McNaughton can’t even make the final confrontation with Satan himself particularly interesting — the Prince of Lies offers Josh a pile of gold and gems from Scrooge McDuck’s vault if Josh will help convince people to worship him. Spoiler Alert: Josh refuses to go to the dark side, cookies be damned:
“No soul shall hunger under my rule. Nobody will be without. And I will make them all obey me so that the whole world will be saved.”
“That sounds like Socialism to me, Satan. Under your plan, we all suffer together. That is why you have been a liar from the beginning. Leave me, Satan, I will not follow you.” Josh held up his bright sword as his light shown around him.

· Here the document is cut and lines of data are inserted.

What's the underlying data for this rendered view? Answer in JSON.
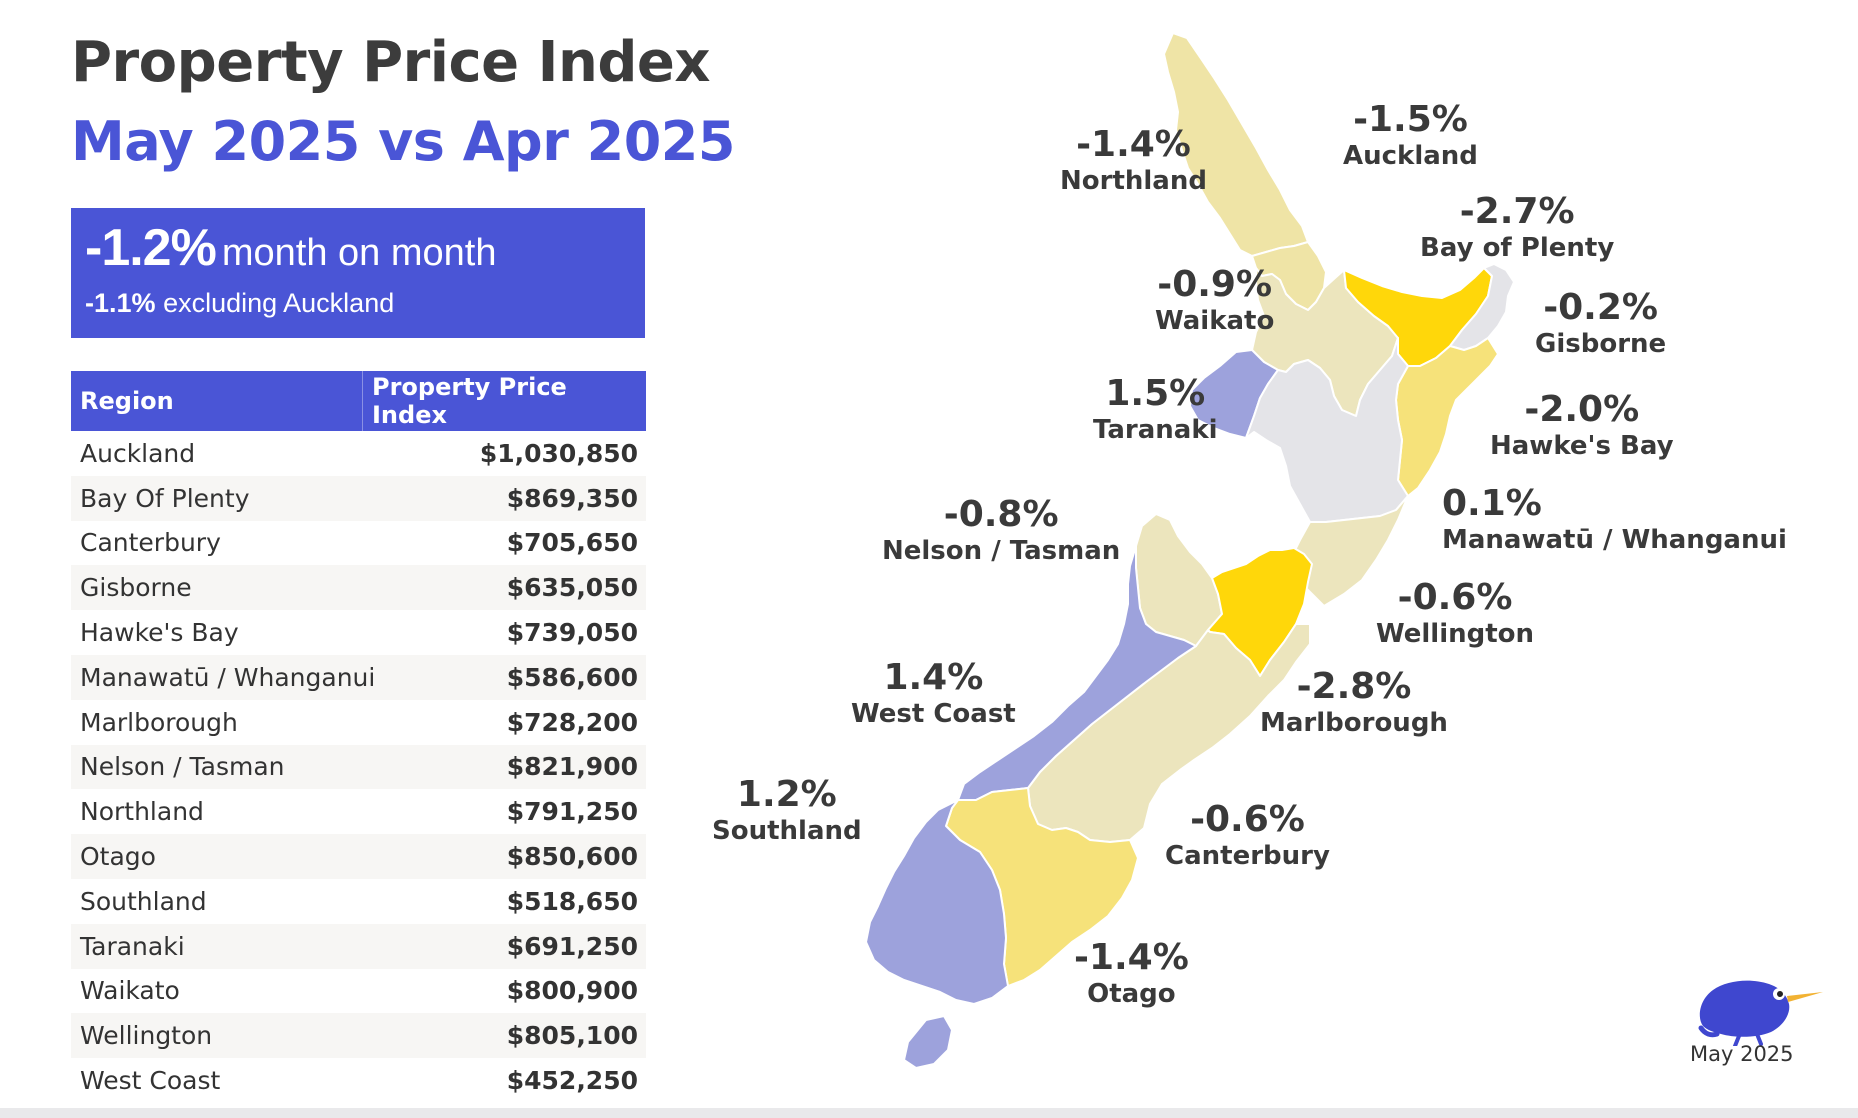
{
  "header": {
    "title": "Property Price Index",
    "subtitle": "May 2025 vs Apr 2025"
  },
  "summary": {
    "headline_pct": "-1.2%",
    "headline_text": "month on month",
    "secondary_pct": "-1.1%",
    "secondary_text": "excluding Auckland"
  },
  "table": {
    "columns": [
      "Region",
      "Property Price Index"
    ],
    "rows": [
      {
        "region": "Auckland",
        "index": "$1,030,850"
      },
      {
        "region": "Bay Of Plenty",
        "index": "$869,350"
      },
      {
        "region": "Canterbury",
        "index": "$705,650"
      },
      {
        "region": "Gisborne",
        "index": "$635,050"
      },
      {
        "region": "Hawke's Bay",
        "index": "$739,050"
      },
      {
        "region": "Manawatū / Whanganui",
        "index": "$586,600"
      },
      {
        "region": "Marlborough",
        "index": "$728,200"
      },
      {
        "region": "Nelson / Tasman",
        "index": "$821,900"
      },
      {
        "region": "Northland",
        "index": "$791,250"
      },
      {
        "region": "Otago",
        "index": "$850,600"
      },
      {
        "region": "Southland",
        "index": "$518,650"
      },
      {
        "region": "Taranaki",
        "index": "$691,250"
      },
      {
        "region": "Waikato",
        "index": "$800,900"
      },
      {
        "region": "Wellington",
        "index": "$805,100"
      },
      {
        "region": "West Coast",
        "index": "$452,250"
      }
    ]
  },
  "map": {
    "colors": {
      "strong_decline": "#ffd70a",
      "decline": "#f6e27a",
      "mild_decline": "#efe4a6",
      "slight_decline": "#ece5bd",
      "flat": "#e4e4e8",
      "rise": "#9da2dc",
      "border": "#ffffff"
    },
    "regions": [
      {
        "name": "Northland",
        "change": "-1.4%"
      },
      {
        "name": "Auckland",
        "change": "-1.5%"
      },
      {
        "name": "Bay of Plenty",
        "change": "-2.7%"
      },
      {
        "name": "Waikato",
        "change": "-0.9%"
      },
      {
        "name": "Gisborne",
        "change": "-0.2%"
      },
      {
        "name": "Taranaki",
        "change": "1.5%"
      },
      {
        "name": "Hawke's Bay",
        "change": "-2.0%"
      },
      {
        "name": "Manawatū / Whanganui",
        "change": "0.1%"
      },
      {
        "name": "Nelson / Tasman",
        "change": "-0.8%"
      },
      {
        "name": "Wellington",
        "change": "-0.6%"
      },
      {
        "name": "West Coast",
        "change": "1.4%"
      },
      {
        "name": "Marlborough",
        "change": "-2.8%"
      },
      {
        "name": "Southland",
        "change": "1.2%"
      },
      {
        "name": "Canterbury",
        "change": "-0.6%"
      },
      {
        "name": "Otago",
        "change": "-1.4%"
      }
    ]
  },
  "footer": {
    "logo_icon": "kiwi-bird-icon",
    "date": "May 2025"
  }
}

“You will worship me!” growled the dark man as he paced beside the circle …
“I am a Son of the Light,” cried Josh holding his sword in the air. “I will only serve the Almighty God of Heaven!” Upon those words, a powerful blast of light exploded from the circle surrounding Josh and the Dark Creatures of the other Realm retreated until nothing was left except a small dark spot in the sky.
Also, Josh Gets the Girl, but they agree that until they graduate from high school they’ll only hold hands and kiss each other on the cheek. He finds gold and God in the Superstition Mountains. He gets to keep the car. He finds out about his Heavenly Destiny. But first, he has to defeat the most fearsome enemies of all: the liberal teachers at his high school. But that’s going to have to wait for next week:
Jon McNaughton’s Josh Knight’s political rants really do deserve a post of their own.
We are hesitant to recommend Knight of the Superstitions, even for the lulz. Where some bad movies or writing — like Troll 2 or My Immortal — are so bad they’re good, this is just so bad that it’s bad. This is the Star Wars Holiday Special of Christian Youth Fiction — it’s just so grimly awful that the so-dumb-they’re-funny moments are barely worth wading through the rest of the swamp to find. We’ll say this much for Jon McNaughton: with this novel, he’s found a way to make his art look pretty darn competent.
More next week and until then, keep your sternums up, people.
* Reviews that were no doubt helped along by the little “win some art” contest McNaughton used to get people to review the book when it was first published in late July.
** This is the worst sort of nitpicking, but we’re never told what year it is — it can’t be the first-generation T-Bird (1955-57), which most people would be inclined to think of as the “classic,” since Josh goes on a double date in it, and the Thunderbird didn’t get a rear seat until 1958, another atrocity we can thank Robert McNamara for.
Knight of the Superstitions, by Jon McNaughton. Self-published for Kindle, e-book only. $7.95, approx. 318 pages.